The Daily Telegraph

Healthy white bread in the shops ‘within 10 years’

- By Sarah Knapton SCIENCE EDITOR

FLUFFY white bread could be as guiltfree as brown within a decade after scientists at a new government-backed research hub vowed to create more healthy wheat.

Currently white bread is so much worse because it contains a type of starch that is digested too quickly, leading to huge spikes in blood sugar, which the body can only get rid of by storing it as fat.

Over time such spikes can stop the body producing enough insulin to get rid of the blood sugar, leading to type-2 diabetes, and damage to blood cells.

White bread also prevents the body feeling full, which leads to overeating. But researcher­s at the new Quadram Institute in Norwich are planning to create a new type of wheat that will be digested more slowly.

Richard Mithen, group leader of the Food and Chemistry Human Health group at the institute, said: “Hopefully it would be as delicious and have the texture you wanted normal bread to be. But it will reduce this big increase in glucose after you eat, it would fill you up, it would say OK, you’ve had a sandwich for lunch that’s enough, you don’t need anything else.”

Prof Mithen added: “And those starches which go down to the lower gut, they ferment those sugars to produce short-chain fatty acids and it’s widely thought those are very beneficial to gut health.

“So we can make that change and there are three consequenc­es which all have health benefits.”
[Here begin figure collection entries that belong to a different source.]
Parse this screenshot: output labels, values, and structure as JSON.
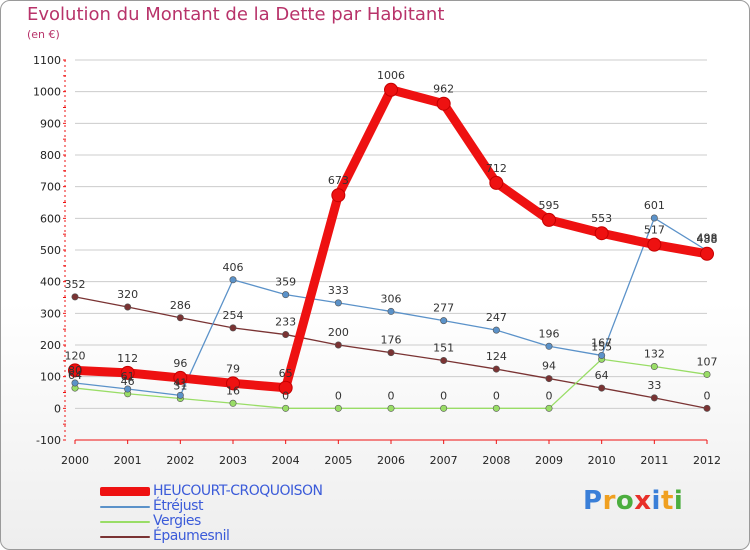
{
  "header": {
    "title": "Evolution du Montant de la Dette par Habitant",
    "unit": "(en €)"
  },
  "logo": {
    "text": "Proxiti"
  },
  "colors": {
    "heucourt": "#ee1111",
    "etrejust": "#5b92c9",
    "vergies": "#99dd66",
    "epaumesnil": "#7a3333",
    "grid": "#cccccc",
    "axis": "#ee1111"
  },
  "chart_data": {
    "type": "line",
    "title": "Evolution du Montant de la Dette par Habitant",
    "ylabel": "(en €)",
    "xlabel": "",
    "ylim": [
      -100,
      1100
    ],
    "yticks": [
      -100,
      0,
      100,
      200,
      300,
      400,
      500,
      600,
      700,
      800,
      900,
      1000,
      1100
    ],
    "x": [
      "2000",
      "2001",
      "2002",
      "2003",
      "2004",
      "2005",
      "2006",
      "2007",
      "2008",
      "2009",
      "2010",
      "2011",
      "2012"
    ],
    "legend_position": "bottom-left",
    "series": [
      {
        "key": "epaumesnil",
        "name": "Épaumesnil",
        "values": [
          352,
          320,
          286,
          254,
          233,
          200,
          176,
          151,
          124,
          94,
          64,
          33,
          0
        ]
      },
      {
        "key": "vergies",
        "name": "Vergies",
        "values": [
          64,
          46,
          31,
          16,
          0,
          0,
          0,
          0,
          0,
          0,
          155,
          132,
          107
        ]
      },
      {
        "key": "etrejust",
        "name": "Étréjust",
        "values": [
          80,
          61,
          41,
          406,
          359,
          333,
          306,
          277,
          247,
          196,
          167,
          601,
          498
        ]
      },
      {
        "key": "heucourt",
        "name": "HEUCOURT-CROQUOISON",
        "values": [
          120,
          112,
          96,
          79,
          65,
          673,
          1006,
          962,
          712,
          595,
          553,
          517,
          488
        ]
      }
    ]
  },
  "legend": [
    {
      "key": "heucourt",
      "label": "HEUCOURT-CROQUOISON"
    },
    {
      "key": "etrejust",
      "label": "Étréjust"
    },
    {
      "key": "vergies",
      "label": "Vergies"
    },
    {
      "key": "epaumesnil",
      "label": "Épaumesnil"
    }
  ]
}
The team is planning to use genes from wild varieties of wheat or maize, which already have the less digestible starch, to breed with crop varieties to make white flour that would be far better for health. They believe it could make fast food far healthier in the future, and help tackle Britain’s growing obesity epidemic.

“We think about fast foods, they are fast to buy, fast to eat and very fast to digest and it’s that fast digestion that’s the problem,” added Prof Mithen. “Educated people who care about their health might already choose healthier brown bread, but it’s the burger bun that really needs to tackling.”
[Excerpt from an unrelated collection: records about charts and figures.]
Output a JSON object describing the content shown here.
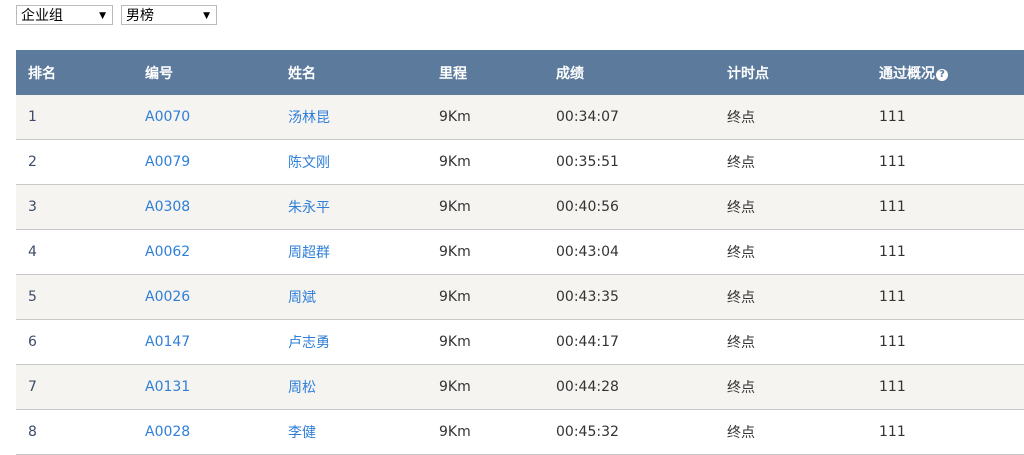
{
  "filters": {
    "group": "企业组",
    "gender": "男榜"
  },
  "headers": [
    "排名",
    "编号",
    "姓名",
    "里程",
    "成绩",
    "计时点",
    "通过概况"
  ],
  "rows": [
    [
      "1",
      "A0070",
      "汤林昆",
      "9Km",
      "00:34:07",
      "终点",
      "111"
    ],
    [
      "2",
      "A0079",
      "陈文刚",
      "9Km",
      "00:35:51",
      "终点",
      "111"
    ],
    [
      "3",
      "A0308",
      "朱永平",
      "9Km",
      "00:40:56",
      "终点",
      "111"
    ],
    [
      "4",
      "A0062",
      "周超群",
      "9Km",
      "00:43:04",
      "终点",
      "111"
    ],
    [
      "5",
      "A0026",
      "周斌",
      "9Km",
      "00:43:35",
      "终点",
      "111"
    ],
    [
      "6",
      "A0147",
      "卢志勇",
      "9Km",
      "00:44:17",
      "终点",
      "111"
    ],
    [
      "7",
      "A0131",
      "周松",
      "9Km",
      "00:44:28",
      "终点",
      "111"
    ],
    [
      "8",
      "A0028",
      "李健",
      "9Km",
      "00:45:32",
      "终点",
      "111"
    ]
  ]
}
Prof Mithen was speaking at the launch of the Quadrum Institute’s science strategy, which has received £40million in government funding to help improve the world’s food and health, combat obesity and prevent anti-microbial resistance.

Prof Ian Charles, director of the institute, said: “Our aim is to improve health-span so that our population can remain healthy and independen­t well into old age.”

The institute brings together 300 scientists from the University of East Anglia, Norfolk and Norwich University Hospitals NHS Foundation Trust, and Quadram Institute Bioscience.